Tornando agli Usa, per gli osservatori a decidere l’esito del voto saranno gli elettori scontenti: è così?

«In un sistema bipartitico e presidenziale come quello Usa sono quasi sempre gli scontenti a decidere le elezioni. Oggi il contesto è quello di un aumento della polarizzazione politica. Per Trump notiamo l’estremizzazione delle caratteristiche di un partito non accettata da molti simpatizzanti e sarà l’intensità di questa scontentezza a decidere le elezioni. Gli scontenti faranno la differenza e se la Haley si candiderà come indipendente potrebbe cambiare il gioco e rubare voti importanti al candidato repubblicano».

Nel suo volume sul neopopulismo, sostiene che non vada usato come termine spregiativo: mi spiega?

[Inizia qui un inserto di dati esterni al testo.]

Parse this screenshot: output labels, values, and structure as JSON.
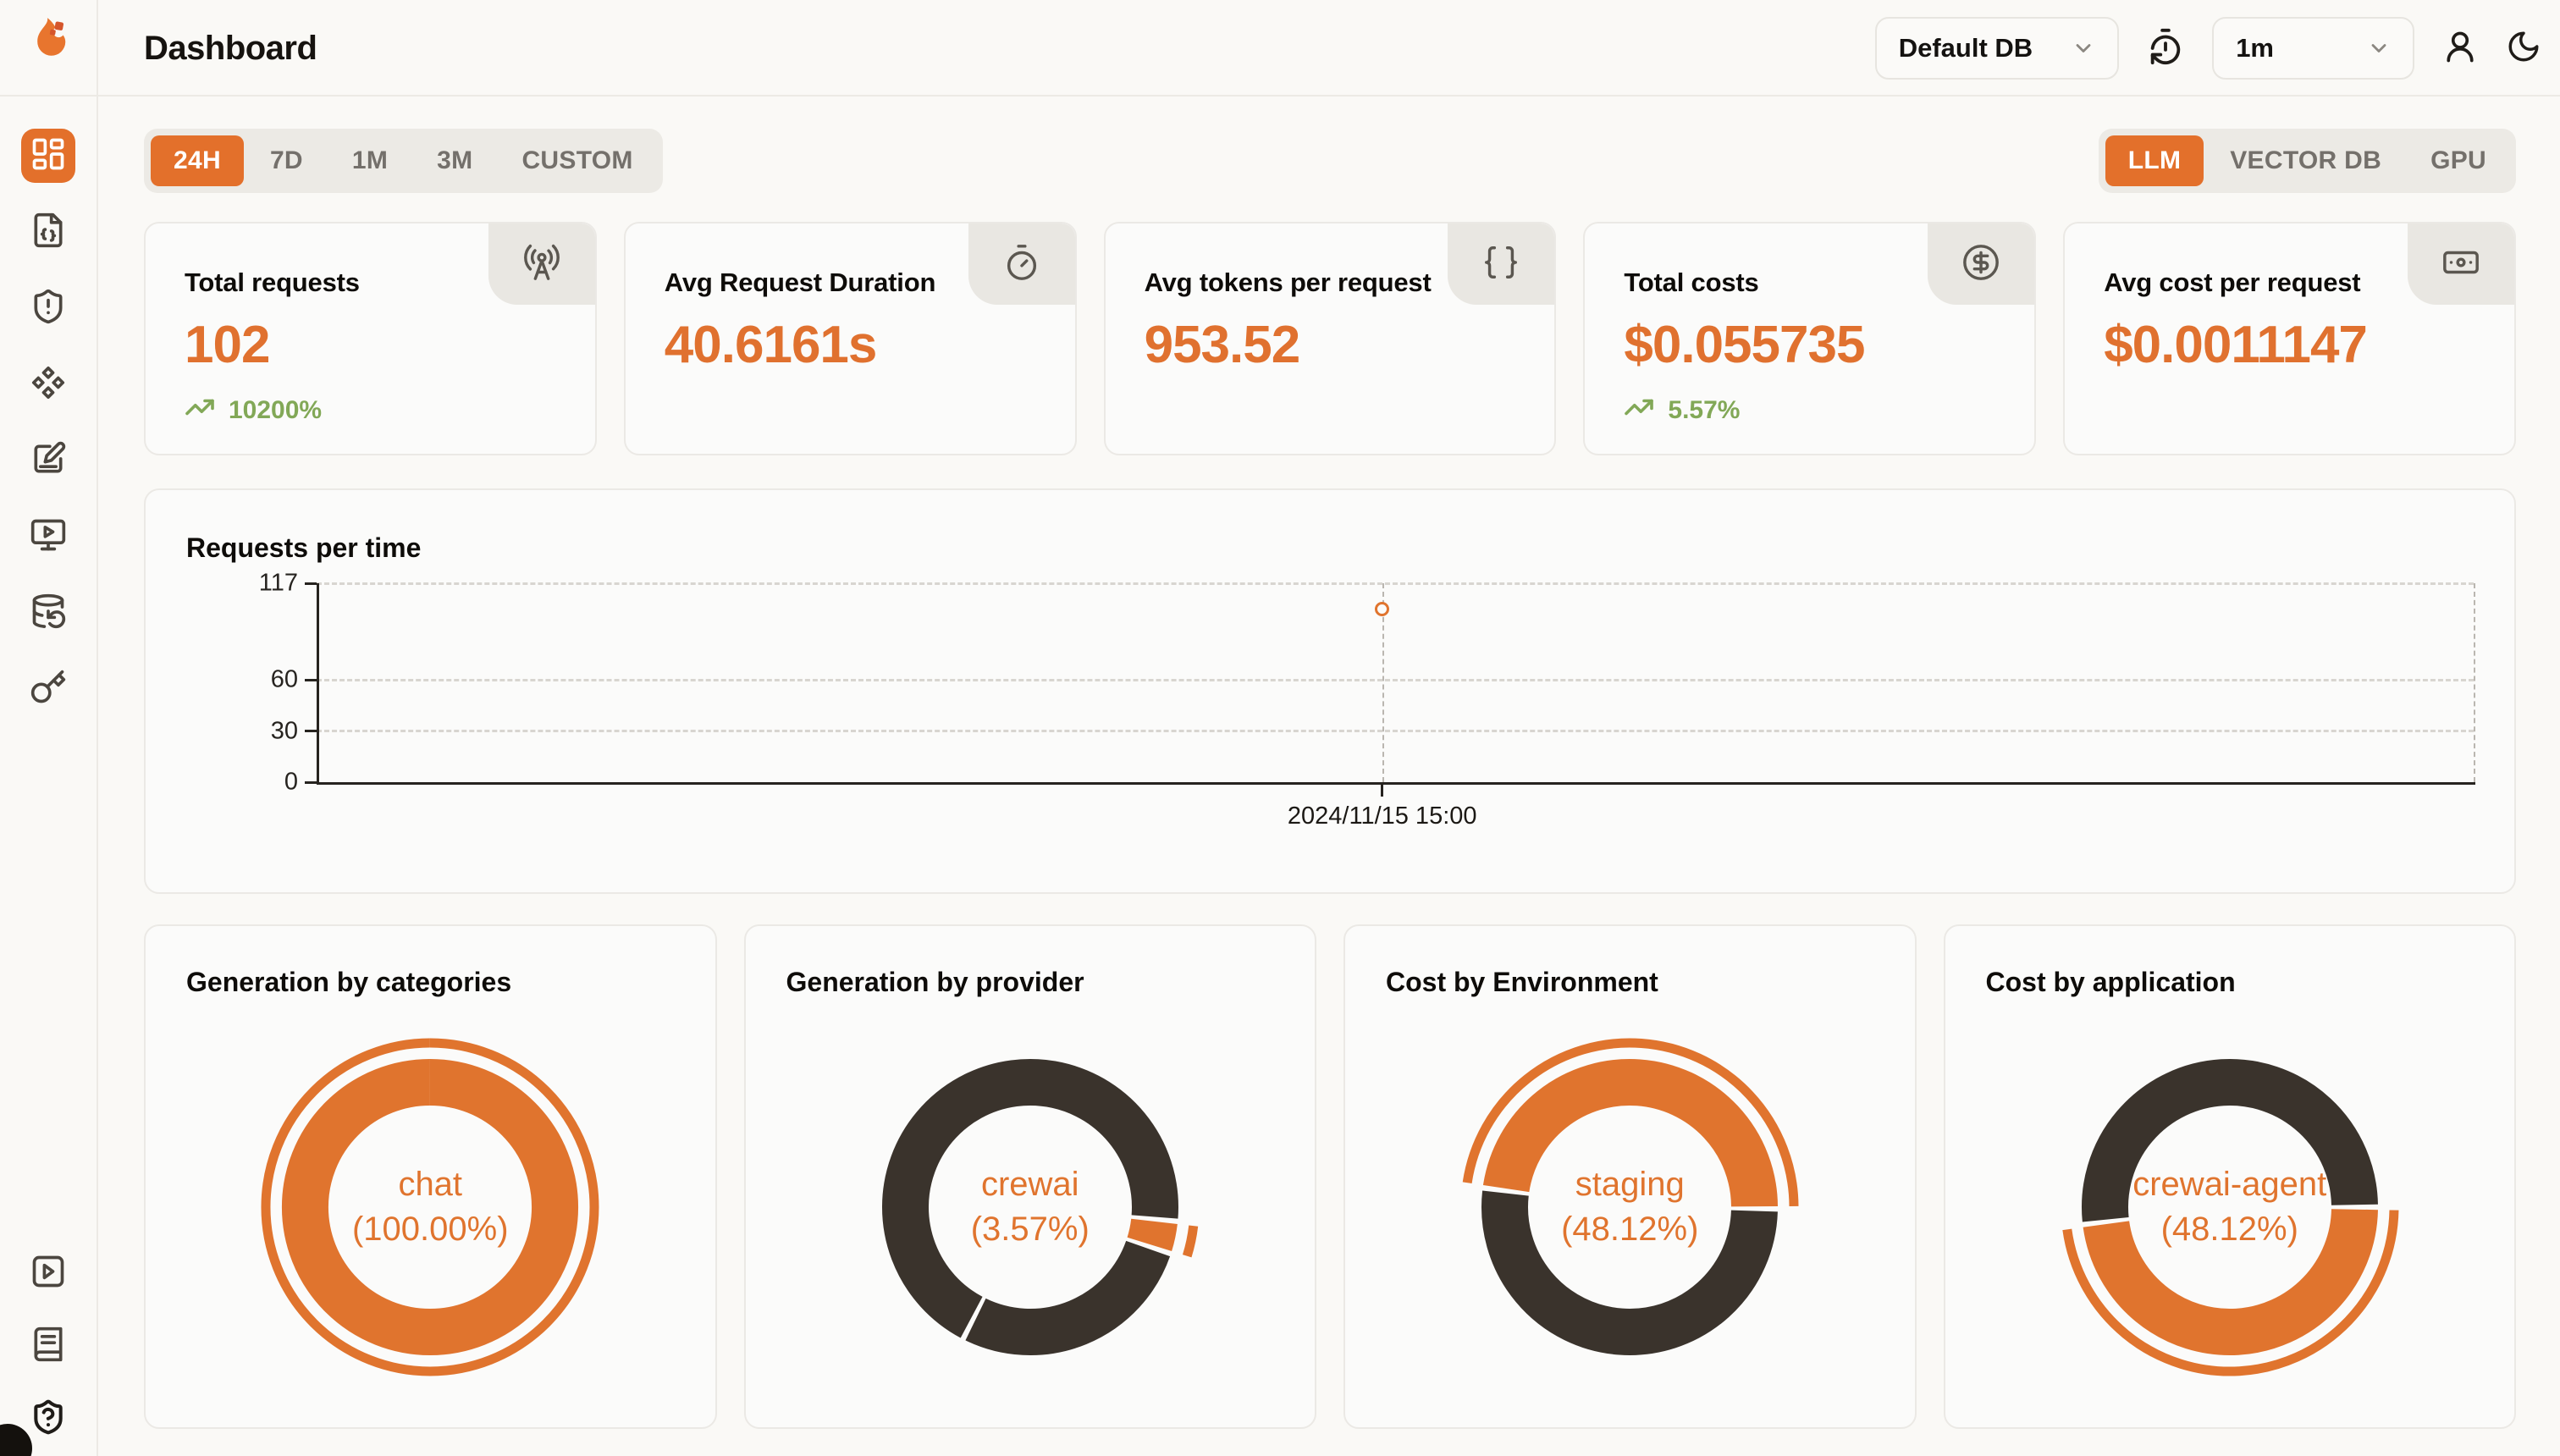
{
  "header": {
    "title": "Dashboard",
    "database_select": {
      "value": "Default DB"
    },
    "interval_select": {
      "value": "1m"
    }
  },
  "sidebar": {
    "items": [
      {
        "icon": "layout-dashboard-icon",
        "active": true
      },
      {
        "icon": "file-json-icon",
        "active": false
      },
      {
        "icon": "shield-alert-icon",
        "active": false
      },
      {
        "icon": "diamonds-icon",
        "active": false
      },
      {
        "icon": "notebook-pen-icon",
        "active": false
      },
      {
        "icon": "monitor-play-icon",
        "active": false
      },
      {
        "icon": "database-backup-icon",
        "active": false
      },
      {
        "icon": "key-icon",
        "active": false
      }
    ],
    "bottom_items": [
      {
        "icon": "square-play-icon"
      },
      {
        "icon": "book-icon"
      },
      {
        "icon": "shield-question-icon"
      }
    ]
  },
  "filters": {
    "time_ranges": [
      {
        "label": "24H",
        "active": true
      },
      {
        "label": "7D",
        "active": false
      },
      {
        "label": "1M",
        "active": false
      },
      {
        "label": "3M",
        "active": false
      },
      {
        "label": "CUSTOM",
        "active": false
      }
    ],
    "sources": [
      {
        "label": "LLM",
        "active": true
      },
      {
        "label": "VECTOR DB",
        "active": false
      },
      {
        "label": "GPU",
        "active": false
      }
    ]
  },
  "stats": [
    {
      "label": "Total requests",
      "value": "102",
      "trend": "10200%",
      "icon": "radio-tower-icon"
    },
    {
      "label": "Avg Request Duration",
      "value": "40.6161s",
      "icon": "timer-icon"
    },
    {
      "label": "Avg tokens per request",
      "value": "953.52",
      "icon": "braces-icon"
    },
    {
      "label": "Total costs",
      "value": "$0.055735",
      "trend": "5.57%",
      "icon": "circle-dollar-sign-icon"
    },
    {
      "label": "Avg cost per request",
      "value": "$0.0011147",
      "icon": "banknote-icon"
    }
  ],
  "colors": {
    "accent": "#E3702B",
    "chart_orange": "#E0742E",
    "chart_dark": "#3A332C",
    "positive": "#82A857"
  },
  "chart_data": [
    {
      "type": "line",
      "title": "Requests per time",
      "ylim": [
        0,
        117
      ],
      "yticks": [
        0,
        30,
        60,
        117
      ],
      "grid": "dashed-horizontal",
      "points": [
        {
          "x_label": "2024/11/15 15:00",
          "value": 102,
          "x_frac": 0.494
        }
      ]
    },
    {
      "type": "pie",
      "title": "Generation by categories",
      "center_name": "chat",
      "center_pct": "(100.00%)",
      "segments": [
        {
          "label": "chat",
          "pct": 100.0,
          "color": "accent",
          "start_deg": 0,
          "highlight": true
        }
      ]
    },
    {
      "type": "pie",
      "title": "Generation by provider",
      "center_name": "crewai",
      "center_pct": "(3.57%)",
      "segments": [
        {
          "label": "crewai",
          "pct": 3.57,
          "color": "accent",
          "start_deg": 95.5,
          "highlight": true
        },
        {
          "label": "",
          "pct": 27.4,
          "color": "dark",
          "start_deg": 108.35,
          "highlight": false
        },
        {
          "label": "",
          "pct": 69.03,
          "color": "dark",
          "start_deg": 207,
          "highlight": false
        }
      ]
    },
    {
      "type": "pie",
      "title": "Cost by Environment",
      "center_name": "staging",
      "center_pct": "(48.12%)",
      "segments": [
        {
          "label": "staging",
          "pct": 48.12,
          "color": "accent",
          "start_deg": 277.5,
          "highlight": true
        },
        {
          "label": "",
          "pct": 51.88,
          "color": "dark",
          "start_deg": 90.7,
          "highlight": false
        }
      ]
    },
    {
      "type": "pie",
      "title": "Cost by application",
      "center_name": "crewai-agent",
      "center_pct": "(48.12%)",
      "segments": [
        {
          "label": "crewai-agent",
          "pct": 48.12,
          "color": "accent",
          "start_deg": 90,
          "highlight": true
        },
        {
          "label": "",
          "pct": 51.88,
          "color": "dark",
          "start_deg": 263.2,
          "highlight": false
        }
      ]
    }
  ]
}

«Il neopopulismo è un fenomeno diffuso in tutto il mondo democratico e va compreso prima che criticato. È un mondo eterogeneo che riguarda partiti diversi, da Podemos ai Cinque Stelle, alla Le Pen. Risponde a esigenze emerse nel corso degli ultimi vent’anni non considerate debitamente dai partiti tradizionali che riscuotevano una fiducia sempre più scarsa. Il successo del neopopulismo si spiega grazie alla sfiducia crescente per la politica tradizionale, è una risposta alle richieste dell’elettorato e in diversi casi ha aiutato la democrazia. Il neopopulismo quindi non è un colpo mortale per la democrazia: è l’esito della crisi democratica durata vent’anni che può offrire strumenti alla democrazia per rispondere meglio alle richieste dell’elettorato. È solo in contesti democratici non consolidati che il neopopulismo costituisce una minaccia per la democrazia».